(1) the election Law of December 11 and the conditions in which the elections were actually conducted prevented the proletariat and the Social-Democratic Party from participating in the elections by putting up and independently securing the election of real Party candidates;
(2) in view of this, the real significance of participation by the workers in the elections was bound to, and as experience has shown, actually did, lead to the obscuring of the strictly class position of the proletariat as a consequence of agreements with the Cadets or other bourgeois groups;
(3) only complete and. consistent boycott enabled the Social-Democrats to maintain the slogan of convening a constituent assembly by revolutionary means, to place all responsibility for the State Duma on the Cadet Party and to warn the proletariat and the peasant or revolutionary democrats against constitutional illusions;
(4) the State Duma, with its now evident (predominantly) Cadet composition, cannot possibly fulfil the function of a real representative of the people, and can only indirectly help to develop a new, wider and deeper revolutionary crisis;
We are of the opinion and propose that the Congress should agree:
(1) that by boycotting the State Duma and the Duma elections, the Party organisations acted correctly;
(2) that the attempt to form a Social-Democratic parliamentary group in present political conditions, and in view of the absence in the Duma of really party Social-Democrats capable of representing the Social-Democratic Party, holds out no promise of reasonable success, but rather threatens to compromise the R.S.D.L.P. and place upon it responsibility for a particularly harmful type of parliamentarians, mid way between the Cadets and the Social-Democrats;
(3) that in view of the foregoing, conditions do not yet exist to enable our Party to take the parliamentary path;
(4) that the Social-Democrats must utilise the State Duma and its conflicts with the government, or the conflicts within the Duma itself, fighting its reactionary elements, ruthlessly exposing the inconsistency and vacillation of the Cadets, paying particular attention to the peasant revolutionary democrats, uniting them, contrasting them with the Cadets, supporting such of their actions as are in the interests of the proletariat, and preparing to call upon the proletariat to launch a determined attack on the autocracy at the moment when, perhaps, in connection with a crisis in the Duma, the general revolutionary crisis becomes most acute;
(5) in view of the possibility that the government will dissolve the State Duma and convene a new Duma, this Congress resolves that in the subsequent election campaign no blocs or agreements shall be permitted with the Cadet Party or any similar non-revolutionary elements; as for the question whether our Party should take part in a new election campaign, it will be decided by the Russian Social-Democrats in accordance with the concrete circumstances prevailing at the time.
Volna, No. 12, May 9, 1906
Published according to the Volna text
[1] The Bolsheviks and the Mensheviks drafted for the Fourth (Unity) Congress their resolutions on the attitude to the Duma.
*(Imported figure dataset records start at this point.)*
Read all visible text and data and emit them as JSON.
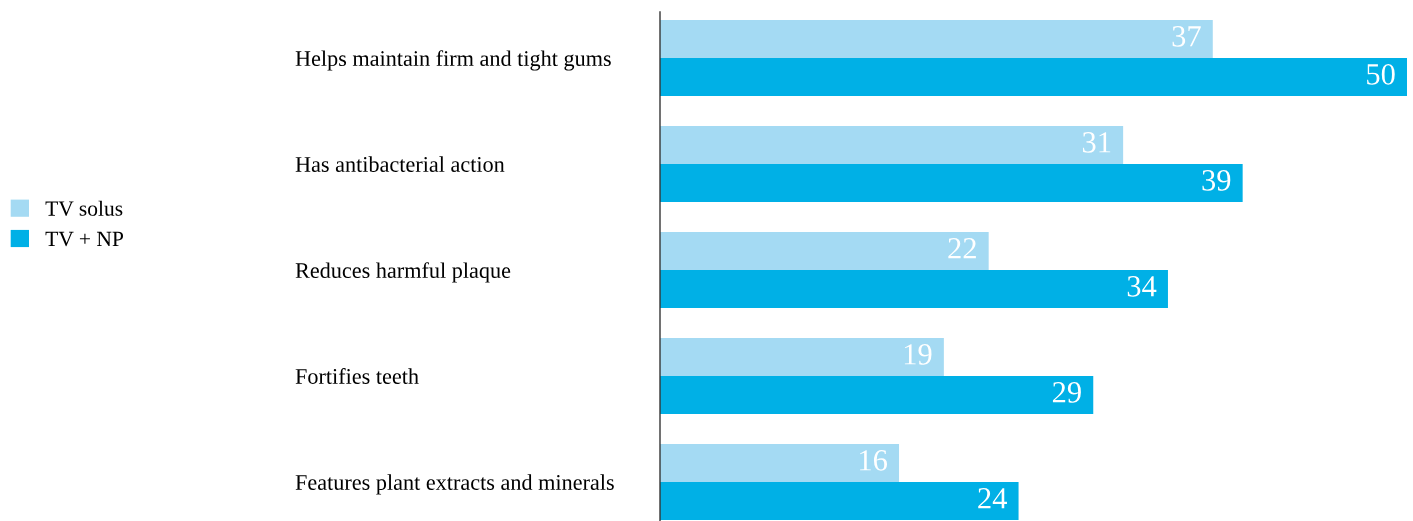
{
  "chart_data": {
    "type": "bar",
    "orientation": "horizontal",
    "categories": [
      "Helps maintain firm and tight gums",
      "Has antibacterial action",
      "Reduces harmful plaque",
      "Fortifies teeth",
      "Features plant extracts and minerals"
    ],
    "series": [
      {
        "name": "TV solus",
        "color": "#a4daf3",
        "values": [
          37,
          31,
          22,
          19,
          16
        ]
      },
      {
        "name": "TV + NP",
        "color": "#00b0e6",
        "values": [
          50,
          39,
          34,
          29,
          24
        ]
      }
    ],
    "data_labels": true,
    "legend": "left",
    "grid": false,
    "tick_labels": "y"
  }
}
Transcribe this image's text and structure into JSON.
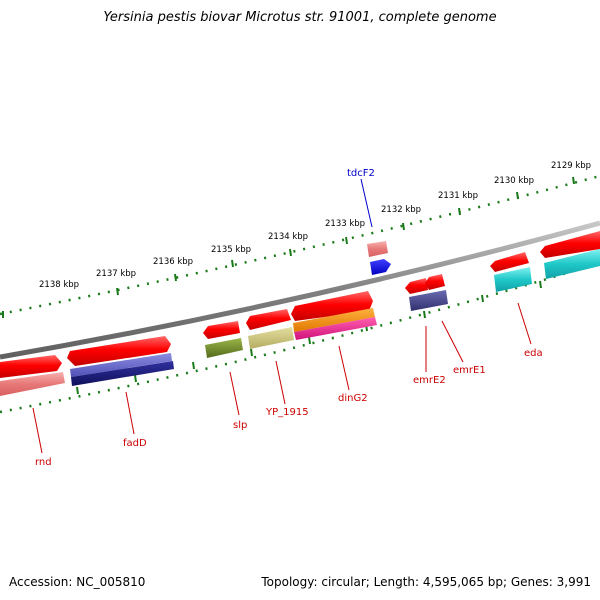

By the time this question had come up for discussion at the Congress both drafts, written prior to the Duma elections, were obsolete, and new drafts were proposed instead. The committee which was set up at the seventh session of the Congress to draft a joint resolution on the Duma and which comprised G. V. Plekhanov, P. B. Axelrod, V. I. Lenin, F. I. Dan, I. I. Skvortsov-Stepanov (Fyodorov), A. V. Lunacharsky (Voyinov) and 0. A. Yermansky (Rudenko), did not reach unity, and submitted two draft resolutions to the Congress: a Menshevik one, prepared by Plekhanov, Axelrod and Dan, and a Bolshevik one, prepared by Lenin, Skvortsov-Stepanov and Lunacharsky. The new Bolshevik draft, written by Lenin, was read by the chairman of the Congress at its sixteenth session, and by Lenin at its seventeenth session, during his co-report on the Duma. It was published in Volna, No. 12, after the Congress, on May 9, 1906, with an afterword by Lenin (see p. 401 of this volume).